Join Max Belkin around the water cooler as he analyzes this enigmatic man.
The double entendre of Mad Men points to the dire psychological predicament of the show’s protagonist, Don Draper. While the enigmatic, dapper, and charismatic Draper of season one seduces the audience with his self-confidence and charm, by the end of the sixth season, his philandering appears as compulsive as his smoking and drinking seem addictive and excessive.
Don is also losing his creative mojo. Don’s extraordinary success in advertising was due to his uncanny ability to understand and appeal to the desires and fantasies of the average Joe. However, his traumatic past and the accompanying fear, shame, and guilt haunt him, rendering him unable to tap into the experience of the “common American.” As a result, his copy writing becomes lifeless, flat, and occasionally morbid.
In the meantime, Don’s personal relationships turn into a wasteland. He betrays or alienates every woman who loves and cares for him, and his relationships with his children and friends are shallow and superficial.
No longer able to tolerate his erratic behavior, Don’s advertising agency forces him to take an indefinite leave of absence, while his second wife threatens to leave him. Let’s imagine that Don’s colleagues and family decide to give him one last chance if he agrees to undergo psychoanalysis.
Although the show’s creator, Matt Weiner, in a recent Fresh Air interview with Terry Gross attributed Don’s escalating womanizing to his existential and mid-life issues, as his psychoanalyst I might view his impulsive and self-destructive actions as linked to his struggle with the legacy of psychological trauma.
Born to a prostitute who died within hours of his birth, Don Draper grew up on a farm, where he witnessed the gruesome accident that killed his father.
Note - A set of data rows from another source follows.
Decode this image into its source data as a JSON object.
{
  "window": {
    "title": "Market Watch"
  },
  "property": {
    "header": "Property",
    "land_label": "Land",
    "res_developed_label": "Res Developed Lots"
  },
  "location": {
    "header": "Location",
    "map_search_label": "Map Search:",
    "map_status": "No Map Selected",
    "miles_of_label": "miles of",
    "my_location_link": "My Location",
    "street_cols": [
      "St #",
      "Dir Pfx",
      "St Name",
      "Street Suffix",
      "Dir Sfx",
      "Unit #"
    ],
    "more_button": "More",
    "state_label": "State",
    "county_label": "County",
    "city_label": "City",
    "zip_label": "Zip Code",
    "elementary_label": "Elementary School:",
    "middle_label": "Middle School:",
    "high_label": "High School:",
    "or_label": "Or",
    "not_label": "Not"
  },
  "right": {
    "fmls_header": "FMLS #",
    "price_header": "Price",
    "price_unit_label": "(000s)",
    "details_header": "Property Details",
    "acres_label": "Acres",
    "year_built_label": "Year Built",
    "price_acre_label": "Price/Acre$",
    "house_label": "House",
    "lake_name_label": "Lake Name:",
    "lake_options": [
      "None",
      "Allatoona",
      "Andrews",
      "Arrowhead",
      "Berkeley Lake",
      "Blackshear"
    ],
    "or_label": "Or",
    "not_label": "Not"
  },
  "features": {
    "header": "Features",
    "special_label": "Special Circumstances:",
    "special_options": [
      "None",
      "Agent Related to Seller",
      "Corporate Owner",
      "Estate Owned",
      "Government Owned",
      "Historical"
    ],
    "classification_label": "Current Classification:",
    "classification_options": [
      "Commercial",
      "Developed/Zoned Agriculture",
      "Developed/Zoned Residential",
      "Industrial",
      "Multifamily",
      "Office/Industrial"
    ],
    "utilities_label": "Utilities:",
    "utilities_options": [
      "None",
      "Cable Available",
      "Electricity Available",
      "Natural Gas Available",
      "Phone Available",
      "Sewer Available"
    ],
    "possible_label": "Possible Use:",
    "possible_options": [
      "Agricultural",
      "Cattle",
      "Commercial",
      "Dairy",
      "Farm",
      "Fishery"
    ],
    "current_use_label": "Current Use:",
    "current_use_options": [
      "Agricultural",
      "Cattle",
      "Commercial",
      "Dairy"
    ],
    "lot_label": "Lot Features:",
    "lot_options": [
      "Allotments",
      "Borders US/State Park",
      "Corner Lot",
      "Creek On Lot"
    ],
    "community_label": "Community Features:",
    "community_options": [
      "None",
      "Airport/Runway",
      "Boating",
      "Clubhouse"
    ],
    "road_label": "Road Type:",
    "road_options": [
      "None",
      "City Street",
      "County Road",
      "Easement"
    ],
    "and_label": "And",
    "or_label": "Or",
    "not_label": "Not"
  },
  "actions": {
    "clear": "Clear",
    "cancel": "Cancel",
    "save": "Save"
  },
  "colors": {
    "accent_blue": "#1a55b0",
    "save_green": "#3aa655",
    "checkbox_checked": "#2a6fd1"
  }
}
Later, his emotionally and physically abusive stepmother and her second husband, who referred to Don as “a whore’s son” and used to “beat the shit out of him,” raised the orphaned Don.
Don is frequently haunted by the flashbacks of his childhood abuse, as well as terrifying memories of his service in the Korean War. Like other survivors of trauma, he can neither forget nor articulate these horrible experiences.
As his therapist, I would caution Don that reliving painful past experiences in therapy can often feel re-traumatizating and anxiety provoking. I would also alert him to the likelihood that accessing his memories of terror, loss, and guilt will be a deeply painful experience. Therefore, comforting Don and helping him develop reliable self-soothing strategies would be central to our work together.
Without a doubt, Don would make a very difficult patient. Developing a genuine, honest, and caring relationship with Don would be a challenge. As his therapist I might sometimes feel charmed and intrigued, while at other times, devalued and scorned.
Though flashbacks of childhood abuse and war-related trauma frequently flood Don, he works hard to keep his emotional needs and vulnerabilities under wraps. Whenever his shame-colored feelings threaten to break through into awareness, he tries to ignore or push them away.
However, instead of disappearing, Don’s feelings of rejection, vulnerability, and insecurity manifest in his romantic shenanigans. While Don refuses to consciously claim these emotional experiences as his own, his selfish, inconsiderate behavior often leaves his wife and mistresses feeling insecure, vulnerable, and rejected—he treats others the way he, himself, has been treated.
I would expect Don to treat me with the same coldness and indifference he expresses towards others. Our interactions would likely stir up fears of inadequacy and shame within me. I would use these feelings to explore with Don the ways in which he engages with people. Our work together would aim to help Don accept and tolerate his own guilt and shame, rather than evoke these feelings in those around him.
Slowly, we would establish a trusting relationship in which all of Don’s emotions–fear, rage, shame, humiliation, dependence, longing, and love–are welcome. We would attempt to make new meaning of his traumatic past, while at the same time fostering his capacity for emotional intimacy with other people, including me.
As Don’s therapist, I would strive to touch him emotionally by sharing my experience of being with him in spontaneous, authentic, and creative ways. For example, I would freely disclose my sadness and heartbreak about his lonely and abusive childhood. At the same time, I would help Don to understand his shame and guilt as linked to this early experience.
Optimally, Don would begin to view his anxiety about emotional intimacy as a consequence of childhood betrayal and abandonment; as desperate, ultimately self-defeating, attempts to protect him from getting emotionally hurt. Our collaboration would assist Don in giving voice to his terror and self-hatred, on one hand, as well as to his hope, on the other. As I bear witness to Don’s past and present emotional pain, a fuller, more deeply felt trust in human relatedness would gradually re-emerge.